Tor works in such a way that the data is encrypted by the three nodes. I.e., the entry node, relay and the exit node. But why is it not encrypted from the exit node to the destination server? Is this for speed? Or is it because it's not necessary as tracing back is already impossible?

  • 1
    How would it negotiate the encryption with the server? Unless you are talking about TLS which is effectively at a different layer. Aug 11, 2018 at 2:01
  • The client can use the destination server's public key to encrypt right?
    – PSN
    Aug 11, 2018 at 2:04
  • 2
    Which public key? What protocol are you talking about?

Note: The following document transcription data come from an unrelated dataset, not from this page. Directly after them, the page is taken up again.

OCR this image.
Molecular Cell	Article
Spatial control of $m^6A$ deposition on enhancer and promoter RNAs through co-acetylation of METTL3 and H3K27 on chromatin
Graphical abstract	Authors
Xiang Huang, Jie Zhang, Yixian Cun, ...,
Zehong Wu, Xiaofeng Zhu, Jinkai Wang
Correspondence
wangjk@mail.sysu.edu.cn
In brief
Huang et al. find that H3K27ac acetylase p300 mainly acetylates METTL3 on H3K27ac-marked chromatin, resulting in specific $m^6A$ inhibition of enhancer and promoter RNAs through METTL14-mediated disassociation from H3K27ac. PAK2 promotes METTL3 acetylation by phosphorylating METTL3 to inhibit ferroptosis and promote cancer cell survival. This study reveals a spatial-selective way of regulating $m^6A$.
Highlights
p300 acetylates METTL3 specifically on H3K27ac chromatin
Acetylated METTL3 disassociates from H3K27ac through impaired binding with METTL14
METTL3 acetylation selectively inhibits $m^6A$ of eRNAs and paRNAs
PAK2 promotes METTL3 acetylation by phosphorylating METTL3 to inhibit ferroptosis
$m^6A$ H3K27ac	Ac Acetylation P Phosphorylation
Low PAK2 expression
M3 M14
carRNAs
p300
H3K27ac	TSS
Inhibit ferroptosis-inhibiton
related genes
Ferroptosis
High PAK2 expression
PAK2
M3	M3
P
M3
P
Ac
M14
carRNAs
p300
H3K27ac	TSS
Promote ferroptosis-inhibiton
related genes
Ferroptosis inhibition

Aug 11, 2018 at 2:04
  • I didn't get it.
    – PSN
    Aug 11, 2018 at 2:12
  • Even when the user requests http://example.com/ and some proxy determines that https://example.com/ also exists, there is no guarantee that it's the same site with the same content served securely.
    – curiousguy
    Aug 11, 2018 at 6:20

1 Answer 1


Encryption of traffic exiting Tor and going to the destination server is based on whether the destination server supports encryption, and whether the destination server was addressed on an encrypted port - just as it would be had the traffic not gone through Tor.

Tor cannot magically do something the destination server doesn't support, or that the client did not request to do.